Hong Zhiguo commented on YARN-2768:
-----------------------------------

[~kasha], the excution time displayed in the profiling output is cumulative.
Actually, I repeated such profiling a lot of times and got the same ratio.
The profiling is done with a cluster of NM/AM simulators and I don't have such resource now.

I wrote a testcase which creates 8000 nodes, 4500 apps within 1200 queues, and then performs 10000 rounds of FairScheduler.update(), and print the average execution time of one call to update. With this patch, the average execution time decreased from about 35ms to 20ms.

I think the effect comes from GC and memory allocation since in each round of FairScheduler.update(), Resource.multiply is called as many times as the number of pending ResourceRequests, which is more than 3 million in our production cluster.

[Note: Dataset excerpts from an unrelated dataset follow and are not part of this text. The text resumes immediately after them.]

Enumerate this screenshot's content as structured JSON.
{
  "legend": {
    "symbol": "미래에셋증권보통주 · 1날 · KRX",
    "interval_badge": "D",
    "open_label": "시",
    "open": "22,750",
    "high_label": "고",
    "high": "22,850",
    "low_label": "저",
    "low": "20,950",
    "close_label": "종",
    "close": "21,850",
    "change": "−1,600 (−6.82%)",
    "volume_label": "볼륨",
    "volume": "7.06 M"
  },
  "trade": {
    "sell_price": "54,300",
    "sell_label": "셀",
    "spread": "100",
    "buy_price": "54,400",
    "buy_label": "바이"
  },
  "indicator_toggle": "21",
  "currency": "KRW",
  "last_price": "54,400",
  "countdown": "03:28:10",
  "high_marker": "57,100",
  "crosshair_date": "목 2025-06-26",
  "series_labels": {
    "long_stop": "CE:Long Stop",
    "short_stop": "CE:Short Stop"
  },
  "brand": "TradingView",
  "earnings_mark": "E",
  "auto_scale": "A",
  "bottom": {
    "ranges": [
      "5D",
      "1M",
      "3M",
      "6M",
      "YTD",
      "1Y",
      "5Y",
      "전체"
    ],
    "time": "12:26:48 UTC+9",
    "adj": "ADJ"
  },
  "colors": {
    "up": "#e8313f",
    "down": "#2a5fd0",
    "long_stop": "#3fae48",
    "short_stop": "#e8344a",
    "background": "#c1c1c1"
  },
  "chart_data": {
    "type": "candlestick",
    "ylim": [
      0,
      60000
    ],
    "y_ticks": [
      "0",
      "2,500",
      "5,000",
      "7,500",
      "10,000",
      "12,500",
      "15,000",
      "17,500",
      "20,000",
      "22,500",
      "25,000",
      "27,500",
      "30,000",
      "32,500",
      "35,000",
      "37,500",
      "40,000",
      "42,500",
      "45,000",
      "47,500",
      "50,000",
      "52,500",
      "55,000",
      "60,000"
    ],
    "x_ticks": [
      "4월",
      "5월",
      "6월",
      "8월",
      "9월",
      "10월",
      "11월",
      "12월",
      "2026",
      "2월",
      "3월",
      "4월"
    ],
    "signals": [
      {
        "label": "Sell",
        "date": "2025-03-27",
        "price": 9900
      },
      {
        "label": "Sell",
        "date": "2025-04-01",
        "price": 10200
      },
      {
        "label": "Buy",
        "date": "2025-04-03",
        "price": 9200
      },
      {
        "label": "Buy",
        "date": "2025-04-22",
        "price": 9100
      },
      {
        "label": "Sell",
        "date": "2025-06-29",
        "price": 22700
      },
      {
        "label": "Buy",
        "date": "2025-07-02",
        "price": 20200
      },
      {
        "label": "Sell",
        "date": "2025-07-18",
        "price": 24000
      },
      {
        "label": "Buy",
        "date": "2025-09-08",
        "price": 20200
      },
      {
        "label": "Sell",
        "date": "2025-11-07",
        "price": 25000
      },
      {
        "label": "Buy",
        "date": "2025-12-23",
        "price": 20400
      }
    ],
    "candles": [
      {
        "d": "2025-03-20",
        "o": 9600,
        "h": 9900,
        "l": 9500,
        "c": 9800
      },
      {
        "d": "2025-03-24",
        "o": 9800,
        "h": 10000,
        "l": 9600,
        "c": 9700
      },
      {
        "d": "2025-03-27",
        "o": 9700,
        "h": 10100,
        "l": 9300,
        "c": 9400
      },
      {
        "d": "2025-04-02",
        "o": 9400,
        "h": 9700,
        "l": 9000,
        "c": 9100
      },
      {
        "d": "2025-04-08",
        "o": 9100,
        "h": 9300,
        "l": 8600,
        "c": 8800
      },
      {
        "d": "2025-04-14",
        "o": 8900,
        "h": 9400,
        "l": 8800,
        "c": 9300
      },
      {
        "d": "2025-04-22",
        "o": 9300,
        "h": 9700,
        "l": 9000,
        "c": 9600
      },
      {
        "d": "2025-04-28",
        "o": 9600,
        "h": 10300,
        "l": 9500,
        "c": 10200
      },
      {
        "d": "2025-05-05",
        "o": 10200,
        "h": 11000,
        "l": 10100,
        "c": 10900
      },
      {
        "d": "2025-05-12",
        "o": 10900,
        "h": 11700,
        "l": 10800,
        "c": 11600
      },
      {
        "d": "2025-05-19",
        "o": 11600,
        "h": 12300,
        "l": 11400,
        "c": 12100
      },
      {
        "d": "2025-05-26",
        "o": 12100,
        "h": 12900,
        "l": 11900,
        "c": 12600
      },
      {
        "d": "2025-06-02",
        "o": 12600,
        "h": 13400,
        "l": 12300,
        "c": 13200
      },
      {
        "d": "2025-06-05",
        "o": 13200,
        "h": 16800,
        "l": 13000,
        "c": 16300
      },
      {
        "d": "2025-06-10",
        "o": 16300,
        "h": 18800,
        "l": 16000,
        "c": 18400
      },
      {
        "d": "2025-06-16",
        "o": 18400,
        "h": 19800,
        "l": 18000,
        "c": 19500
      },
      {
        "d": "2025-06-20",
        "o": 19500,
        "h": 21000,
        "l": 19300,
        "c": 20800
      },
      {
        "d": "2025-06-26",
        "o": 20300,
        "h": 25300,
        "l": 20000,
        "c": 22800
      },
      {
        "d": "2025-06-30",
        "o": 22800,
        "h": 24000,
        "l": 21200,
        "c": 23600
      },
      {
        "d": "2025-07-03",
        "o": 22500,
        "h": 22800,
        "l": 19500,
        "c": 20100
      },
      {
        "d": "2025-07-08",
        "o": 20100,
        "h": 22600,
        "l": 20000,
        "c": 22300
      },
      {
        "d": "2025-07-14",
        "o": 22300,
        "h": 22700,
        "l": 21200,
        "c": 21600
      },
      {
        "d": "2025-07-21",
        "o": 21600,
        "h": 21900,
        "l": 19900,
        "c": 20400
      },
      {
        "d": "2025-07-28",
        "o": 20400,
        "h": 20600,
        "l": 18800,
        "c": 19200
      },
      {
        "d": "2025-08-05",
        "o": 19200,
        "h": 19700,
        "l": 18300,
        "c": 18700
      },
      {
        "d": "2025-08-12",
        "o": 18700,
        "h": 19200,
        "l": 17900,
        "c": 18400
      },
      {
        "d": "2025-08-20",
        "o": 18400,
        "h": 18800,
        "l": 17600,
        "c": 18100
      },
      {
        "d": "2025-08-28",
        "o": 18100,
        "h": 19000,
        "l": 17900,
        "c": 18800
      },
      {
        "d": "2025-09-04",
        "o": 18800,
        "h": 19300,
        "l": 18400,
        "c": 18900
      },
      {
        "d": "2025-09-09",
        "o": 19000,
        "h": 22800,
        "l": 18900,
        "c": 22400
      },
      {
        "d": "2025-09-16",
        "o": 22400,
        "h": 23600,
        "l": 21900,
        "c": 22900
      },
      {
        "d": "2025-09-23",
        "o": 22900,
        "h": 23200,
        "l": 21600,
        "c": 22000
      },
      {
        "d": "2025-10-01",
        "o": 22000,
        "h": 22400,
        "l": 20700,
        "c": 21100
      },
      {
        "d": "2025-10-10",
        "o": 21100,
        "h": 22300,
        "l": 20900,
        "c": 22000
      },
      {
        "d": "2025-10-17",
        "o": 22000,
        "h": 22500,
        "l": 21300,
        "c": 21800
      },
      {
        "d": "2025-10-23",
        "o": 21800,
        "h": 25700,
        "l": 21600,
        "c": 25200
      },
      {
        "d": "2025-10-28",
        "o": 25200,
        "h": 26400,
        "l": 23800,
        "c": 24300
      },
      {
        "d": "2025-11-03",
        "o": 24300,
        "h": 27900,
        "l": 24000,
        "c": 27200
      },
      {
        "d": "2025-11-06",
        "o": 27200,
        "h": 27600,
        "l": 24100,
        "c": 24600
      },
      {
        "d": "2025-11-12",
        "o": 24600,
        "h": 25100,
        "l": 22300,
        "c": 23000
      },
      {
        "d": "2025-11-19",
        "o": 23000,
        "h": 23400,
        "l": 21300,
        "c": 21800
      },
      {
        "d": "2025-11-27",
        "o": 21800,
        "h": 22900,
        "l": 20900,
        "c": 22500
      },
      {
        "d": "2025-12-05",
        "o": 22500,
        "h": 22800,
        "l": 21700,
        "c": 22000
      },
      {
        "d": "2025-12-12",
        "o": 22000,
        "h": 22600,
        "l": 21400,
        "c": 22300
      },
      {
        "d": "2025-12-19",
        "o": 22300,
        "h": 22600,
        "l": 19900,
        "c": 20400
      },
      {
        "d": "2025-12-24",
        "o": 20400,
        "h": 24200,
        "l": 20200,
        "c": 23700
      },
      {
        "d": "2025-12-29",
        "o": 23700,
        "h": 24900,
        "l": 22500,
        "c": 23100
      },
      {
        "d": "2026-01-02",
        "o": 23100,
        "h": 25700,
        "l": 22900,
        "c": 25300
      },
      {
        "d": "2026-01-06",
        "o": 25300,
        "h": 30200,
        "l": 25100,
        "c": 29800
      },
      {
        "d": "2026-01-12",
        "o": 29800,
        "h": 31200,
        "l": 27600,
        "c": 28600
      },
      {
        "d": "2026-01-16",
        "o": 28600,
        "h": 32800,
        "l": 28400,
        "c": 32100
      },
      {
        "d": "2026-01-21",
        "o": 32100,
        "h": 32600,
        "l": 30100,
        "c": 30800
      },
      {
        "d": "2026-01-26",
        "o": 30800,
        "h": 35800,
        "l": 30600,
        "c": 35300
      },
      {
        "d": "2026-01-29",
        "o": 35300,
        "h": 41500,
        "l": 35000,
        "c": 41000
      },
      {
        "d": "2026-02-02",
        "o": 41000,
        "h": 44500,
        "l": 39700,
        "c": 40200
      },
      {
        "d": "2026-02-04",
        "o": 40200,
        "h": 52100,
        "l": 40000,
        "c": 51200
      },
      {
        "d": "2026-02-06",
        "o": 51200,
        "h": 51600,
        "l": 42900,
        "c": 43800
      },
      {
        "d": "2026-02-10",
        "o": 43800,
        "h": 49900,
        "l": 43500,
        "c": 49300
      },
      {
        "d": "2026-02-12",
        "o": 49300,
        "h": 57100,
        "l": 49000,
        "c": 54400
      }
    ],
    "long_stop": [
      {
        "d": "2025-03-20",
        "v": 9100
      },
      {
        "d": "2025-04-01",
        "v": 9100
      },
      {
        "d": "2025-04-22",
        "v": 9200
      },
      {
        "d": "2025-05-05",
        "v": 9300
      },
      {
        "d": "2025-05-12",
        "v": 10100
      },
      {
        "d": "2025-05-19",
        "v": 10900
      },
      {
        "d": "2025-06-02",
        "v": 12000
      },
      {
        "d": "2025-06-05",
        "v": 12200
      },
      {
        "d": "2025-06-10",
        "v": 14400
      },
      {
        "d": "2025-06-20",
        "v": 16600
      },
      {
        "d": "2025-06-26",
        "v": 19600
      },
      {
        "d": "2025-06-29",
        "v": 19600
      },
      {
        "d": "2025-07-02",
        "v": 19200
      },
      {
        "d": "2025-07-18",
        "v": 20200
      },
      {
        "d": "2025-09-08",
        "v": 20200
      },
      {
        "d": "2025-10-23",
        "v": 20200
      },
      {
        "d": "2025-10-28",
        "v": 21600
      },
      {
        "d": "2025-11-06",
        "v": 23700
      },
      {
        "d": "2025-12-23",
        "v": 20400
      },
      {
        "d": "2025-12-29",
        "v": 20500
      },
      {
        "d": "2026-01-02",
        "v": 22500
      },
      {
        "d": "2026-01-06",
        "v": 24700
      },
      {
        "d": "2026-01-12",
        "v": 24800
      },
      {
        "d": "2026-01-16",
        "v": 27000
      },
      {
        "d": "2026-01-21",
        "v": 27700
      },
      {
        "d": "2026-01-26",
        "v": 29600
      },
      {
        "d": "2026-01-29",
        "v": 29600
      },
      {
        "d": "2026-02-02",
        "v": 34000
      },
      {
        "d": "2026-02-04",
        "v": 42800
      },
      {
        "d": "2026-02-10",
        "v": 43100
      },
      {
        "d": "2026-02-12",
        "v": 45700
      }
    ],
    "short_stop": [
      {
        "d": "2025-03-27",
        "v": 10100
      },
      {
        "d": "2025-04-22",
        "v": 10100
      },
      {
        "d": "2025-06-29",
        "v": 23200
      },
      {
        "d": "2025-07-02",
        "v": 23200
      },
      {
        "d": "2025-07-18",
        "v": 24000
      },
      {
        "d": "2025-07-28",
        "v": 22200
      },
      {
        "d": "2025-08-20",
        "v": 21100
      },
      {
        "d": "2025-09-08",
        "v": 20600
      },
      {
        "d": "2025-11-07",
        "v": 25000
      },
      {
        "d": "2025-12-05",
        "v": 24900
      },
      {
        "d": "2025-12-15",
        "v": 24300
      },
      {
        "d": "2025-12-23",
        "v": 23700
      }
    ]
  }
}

> optimize FSAppAttempt.updateDemand by avoid clone of Resource which takes 85% of computing time of update thread
> ----------------------------------------------------------------------------------------------------------------
>
>                 Key: YARN-2768
>                 URL: https://issues.apache.org/jira/browse/YARN-2768
>             Project: Hadoop YARN
>          Issue Type: Improvement
>          Components: fairscheduler
>            Reporter: Hong Zhiguo
>            Assignee: Hong Zhiguo
>            Priority: Minor
>         Attachments: YARN-2768.patch, profiling_FairScheduler_update.png
>
>
> See the attached picture of profiling result. The clone of Resource object within Resources.multiply() takes up **85%** (19.2 / 22.6) CPU time of the function FairScheduler.update().
> The code of FSAppAttempt.updateDemand:
> {code}
> public void updateDemand() {
>     demand = Resources.createResource(0);
>     // Demand is current consumption plus outstanding requests
>     Resources.addTo(demand, app.getCurrentConsumption());
>     // Add up outstanding resource requests
>     synchronized (app) {
>       for (Priority p : app.getPriorities()) {
>         for (ResourceRequest r : app.getResourceRequests(p).values()) {
>           Resource total = Resources.multiply(r.getCapability(), r.getNumContainers());
>           Resources.addTo(demand, total);
>         }
>       }
>     }
>   }
> {code}
> The code of Resources.multiply:
> {code}
> public static Resource multiply(Resource lhs, double by) {
>     return multiplyTo(clone(lhs), by);
> }
> {code}
> The clone could be skipped by directly update the value of this.demand.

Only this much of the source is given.